A review of conditions for private operation is expected soon. I am perplexed by the health ministry’s imposition of some operation restrictions even in the special-reform districts.

The recent advisory council report also called for letting medical corporations invest in each other to facilitate their grouping and increase their management efficiency. Although the proposal is late, reform on medical care has finally started. Still, the council’s discussions showed the Japanese medical system as a laggard.

The doctor shortage, which was exposed after newly licensed doctors were obliged to begin undergoing two years of clinical training last April, is baffling. It was in 1994 that a health ministry advisory council first proposed the training period. Thus the health ministry had 10 years to anticipate a possible doctor shortage.

Another contributor to the current shortage was the ministry’s decision in the 1980s to reduce the number of doctors by 10 percent because of an expected glut. The education ministry went on to curtail the number of students admitted to medical schools.

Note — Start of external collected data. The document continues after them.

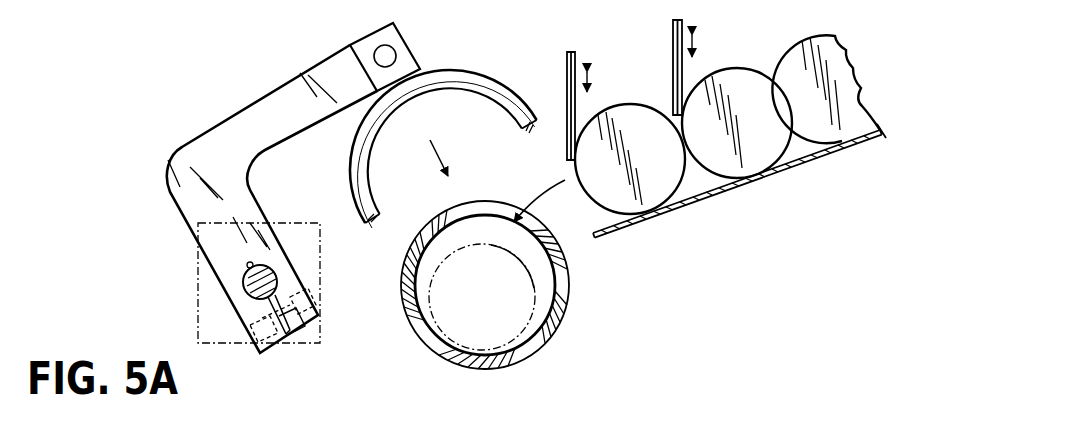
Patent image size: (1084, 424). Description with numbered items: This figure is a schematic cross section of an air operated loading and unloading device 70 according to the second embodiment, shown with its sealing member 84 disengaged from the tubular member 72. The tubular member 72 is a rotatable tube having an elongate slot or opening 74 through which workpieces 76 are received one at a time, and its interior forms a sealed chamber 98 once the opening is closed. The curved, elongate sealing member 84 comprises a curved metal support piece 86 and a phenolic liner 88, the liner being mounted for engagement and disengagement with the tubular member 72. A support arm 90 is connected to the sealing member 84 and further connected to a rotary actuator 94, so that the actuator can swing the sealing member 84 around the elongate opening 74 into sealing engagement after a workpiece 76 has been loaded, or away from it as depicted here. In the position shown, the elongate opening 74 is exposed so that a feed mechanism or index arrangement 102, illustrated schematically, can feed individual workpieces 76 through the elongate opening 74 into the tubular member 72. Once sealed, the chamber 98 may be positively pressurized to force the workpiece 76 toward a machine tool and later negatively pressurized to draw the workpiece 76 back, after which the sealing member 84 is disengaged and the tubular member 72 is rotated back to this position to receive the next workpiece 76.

The air operated loading and unloading device 70 is at (168, 102).
The support arm 90 is at (246, 106).
The sealing member 84 is at (456, 66).
The curved metal support piece 86 is at (504, 87).
The phenolic liner 88 is at (490, 97).
The rotary actuator 94 is at (238, 343).
The tubular member 72 is at (441, 359).
The elongate slot or opening 74 is at (486, 202).
The interior sealed chamber 98 is at (554, 287).
The workpiece 76 is at (794, 50).
The feed mechanism or index arrangement 102 is at (673, 43).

Yet the number of doctors in Japan is not large on an international scale. According to a 2000 report compiled by the Organization for Economic Cooperation and Development, the number per 1,000 population averaged 2.9 in member nations. Japan, with 1.9 doctors, ranked 27th among the 30 member nations.

The health ministry reportedly curbed the number of doctors to help prevent a rise in medical costs. Meanwhile, the chronic shortage in rural areas is aggravated by the reluctance of many Japanese doctors to work there.

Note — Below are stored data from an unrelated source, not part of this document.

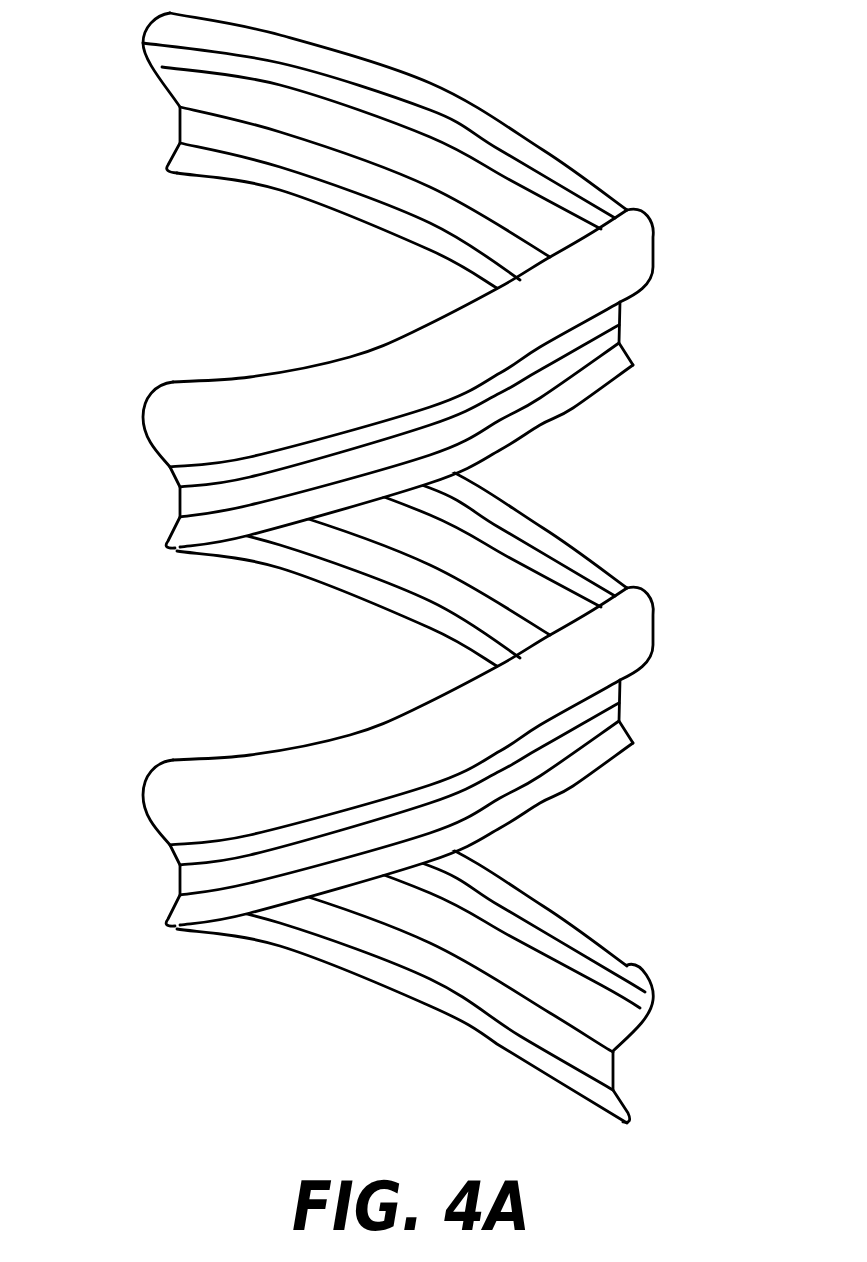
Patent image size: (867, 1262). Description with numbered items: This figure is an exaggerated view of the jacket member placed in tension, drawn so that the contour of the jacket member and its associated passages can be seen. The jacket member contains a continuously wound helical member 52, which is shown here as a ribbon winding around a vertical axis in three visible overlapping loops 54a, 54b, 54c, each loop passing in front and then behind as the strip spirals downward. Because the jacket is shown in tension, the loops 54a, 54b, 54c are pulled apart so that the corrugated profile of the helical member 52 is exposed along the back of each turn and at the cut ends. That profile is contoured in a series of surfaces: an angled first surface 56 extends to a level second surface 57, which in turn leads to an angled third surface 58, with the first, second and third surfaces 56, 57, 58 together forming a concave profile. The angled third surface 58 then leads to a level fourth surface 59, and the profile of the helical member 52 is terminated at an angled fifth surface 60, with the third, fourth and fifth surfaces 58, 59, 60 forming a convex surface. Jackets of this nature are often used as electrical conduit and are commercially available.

The helical member 52 is at (143, 57).
The overlapping loop 54a is at (663, 237).
The overlapping loop 54b is at (658, 612).
The overlapping loop 54c is at (657, 993).
The angled first surface 56 is at (340, 964).
The level second surface 57 is at (444, 979).
The angled third surface 58 is at (548, 990).
The level fourth surface 59 is at (542, 933).
The angled fifth surface 60 is at (513, 890).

Medical university staffs, faced with a doctor shortage as a result of the two-year training period, exacerbated the shortage in rural hospitals when they began recalling young doctors on assignment in outlying areas.

Many hospitals on paper do not have enough doctors to meet the health ministry’s standards, so they borrow the names of graduate students at medical schools. It is not uncommon for hospitals to donate millions of yen to medical schools to secure a supply of doctors.

The health ministry says it plans to review the demand and supply outlook for doctors in fiscal 2005, but it is not moving fast enough. The education ministry should come up with strong measures to deal with the shortage by increasing admission quotas at medical schools and expanding quotas for local students at medical schools in outlying areas.